Modern games are the only birds Derrick raises that must be trained to assume a certain pose for the judge. She trains her birds using a small stick and a treat, as they eventually learn to follow hand signals.

Derrick also raises Belgian Bearded d’Anvers, a miniature breed that is often identified by its quail color, “beard” and “earmuffs” from its lightly-colored feathers.

Derrick travels thousands of miles each year showing her blue ribbon bantams.

“Winnings barely cover my expenses, so it’s mostly just a hobby,” she said.

But she still has quite the reputation among other feather fanciers, and her chickens are in great demand by other breeders. She has won numerous championships in shows of all sizes—some which featured as many as 10,000 birds.

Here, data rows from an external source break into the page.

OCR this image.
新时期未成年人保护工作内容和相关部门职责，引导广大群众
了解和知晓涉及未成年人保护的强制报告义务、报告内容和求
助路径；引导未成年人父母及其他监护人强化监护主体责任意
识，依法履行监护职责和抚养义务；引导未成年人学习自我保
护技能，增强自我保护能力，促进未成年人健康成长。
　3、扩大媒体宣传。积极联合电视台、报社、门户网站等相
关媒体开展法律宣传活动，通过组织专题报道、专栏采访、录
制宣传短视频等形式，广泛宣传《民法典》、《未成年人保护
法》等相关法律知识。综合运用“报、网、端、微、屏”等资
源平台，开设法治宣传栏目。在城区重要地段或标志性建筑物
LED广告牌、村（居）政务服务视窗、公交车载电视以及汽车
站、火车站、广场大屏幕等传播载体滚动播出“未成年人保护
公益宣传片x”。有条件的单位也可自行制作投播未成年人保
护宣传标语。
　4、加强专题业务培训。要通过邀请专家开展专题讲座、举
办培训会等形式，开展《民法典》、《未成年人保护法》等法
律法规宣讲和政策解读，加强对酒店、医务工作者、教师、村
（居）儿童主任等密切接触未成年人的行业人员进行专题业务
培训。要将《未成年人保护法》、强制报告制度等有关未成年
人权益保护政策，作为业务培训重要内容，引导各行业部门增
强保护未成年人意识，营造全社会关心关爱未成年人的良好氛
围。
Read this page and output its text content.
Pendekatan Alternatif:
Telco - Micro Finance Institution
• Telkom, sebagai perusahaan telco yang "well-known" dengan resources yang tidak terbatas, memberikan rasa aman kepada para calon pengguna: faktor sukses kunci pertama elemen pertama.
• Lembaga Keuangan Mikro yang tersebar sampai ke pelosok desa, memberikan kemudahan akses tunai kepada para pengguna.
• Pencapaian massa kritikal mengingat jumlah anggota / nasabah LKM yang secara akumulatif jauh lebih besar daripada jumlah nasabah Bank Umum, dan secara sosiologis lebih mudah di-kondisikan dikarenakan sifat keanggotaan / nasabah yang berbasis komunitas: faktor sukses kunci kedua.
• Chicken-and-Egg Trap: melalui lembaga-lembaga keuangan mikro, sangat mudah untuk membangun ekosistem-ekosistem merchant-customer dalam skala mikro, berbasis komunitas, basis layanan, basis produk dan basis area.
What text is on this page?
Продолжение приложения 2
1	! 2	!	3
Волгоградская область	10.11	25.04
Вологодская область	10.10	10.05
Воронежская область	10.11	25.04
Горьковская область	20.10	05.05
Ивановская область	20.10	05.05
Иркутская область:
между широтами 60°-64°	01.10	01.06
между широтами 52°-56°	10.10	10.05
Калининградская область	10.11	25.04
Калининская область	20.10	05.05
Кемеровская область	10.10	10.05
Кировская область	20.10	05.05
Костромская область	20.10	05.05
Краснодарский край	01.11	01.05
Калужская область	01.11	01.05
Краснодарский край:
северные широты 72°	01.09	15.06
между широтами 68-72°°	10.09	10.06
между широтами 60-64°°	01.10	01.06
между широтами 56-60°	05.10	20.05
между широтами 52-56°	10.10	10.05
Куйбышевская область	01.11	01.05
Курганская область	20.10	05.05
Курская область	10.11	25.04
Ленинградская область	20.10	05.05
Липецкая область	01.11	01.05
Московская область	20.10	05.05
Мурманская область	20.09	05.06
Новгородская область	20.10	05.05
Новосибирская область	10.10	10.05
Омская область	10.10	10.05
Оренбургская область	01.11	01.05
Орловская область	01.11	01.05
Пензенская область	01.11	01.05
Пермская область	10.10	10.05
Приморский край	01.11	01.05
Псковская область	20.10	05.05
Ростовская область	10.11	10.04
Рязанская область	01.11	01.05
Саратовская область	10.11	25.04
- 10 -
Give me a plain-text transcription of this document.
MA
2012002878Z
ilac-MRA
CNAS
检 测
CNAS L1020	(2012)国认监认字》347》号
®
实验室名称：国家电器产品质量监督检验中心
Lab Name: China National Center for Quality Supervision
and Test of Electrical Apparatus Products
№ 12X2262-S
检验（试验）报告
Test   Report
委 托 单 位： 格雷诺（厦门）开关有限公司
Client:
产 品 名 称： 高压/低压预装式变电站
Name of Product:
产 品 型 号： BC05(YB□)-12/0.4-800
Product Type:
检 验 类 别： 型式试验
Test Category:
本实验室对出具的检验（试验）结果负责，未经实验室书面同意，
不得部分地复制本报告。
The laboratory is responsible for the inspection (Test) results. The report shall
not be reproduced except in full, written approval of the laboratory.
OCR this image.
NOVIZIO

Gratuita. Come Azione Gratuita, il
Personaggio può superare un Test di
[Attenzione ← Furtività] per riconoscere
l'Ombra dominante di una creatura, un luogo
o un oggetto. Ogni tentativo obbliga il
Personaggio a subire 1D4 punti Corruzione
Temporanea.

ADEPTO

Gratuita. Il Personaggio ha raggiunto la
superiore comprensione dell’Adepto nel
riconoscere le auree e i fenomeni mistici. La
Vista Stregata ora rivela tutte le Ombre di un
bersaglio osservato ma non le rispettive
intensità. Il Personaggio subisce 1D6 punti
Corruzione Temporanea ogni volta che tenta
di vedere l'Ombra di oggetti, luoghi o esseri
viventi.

Judging a poultry show is quite different from a horse show, Derrick said. For example, Shetland ponies don’t have to compete against large breeds like Quarter Horses, and poultry show judges assess breed type, color and variety, and feather quality and condition, then pick the Best of Variety, Best of Breed and Best of Class from the bantams entered. Once the Champion Bantam is chosen, it competes against the Champion Large Fowl for the ultimate prize—Best of Show.

“It’s humiliating to get beat out by a duck!” Derrick laughed.

In 2015, Rocky Mountain Feather Fanciers dedicated their annual fall show to Derrick for her dedication to poultry showmanship and support of the club.

“Raising and showing poultry has been a fun experience,” she said.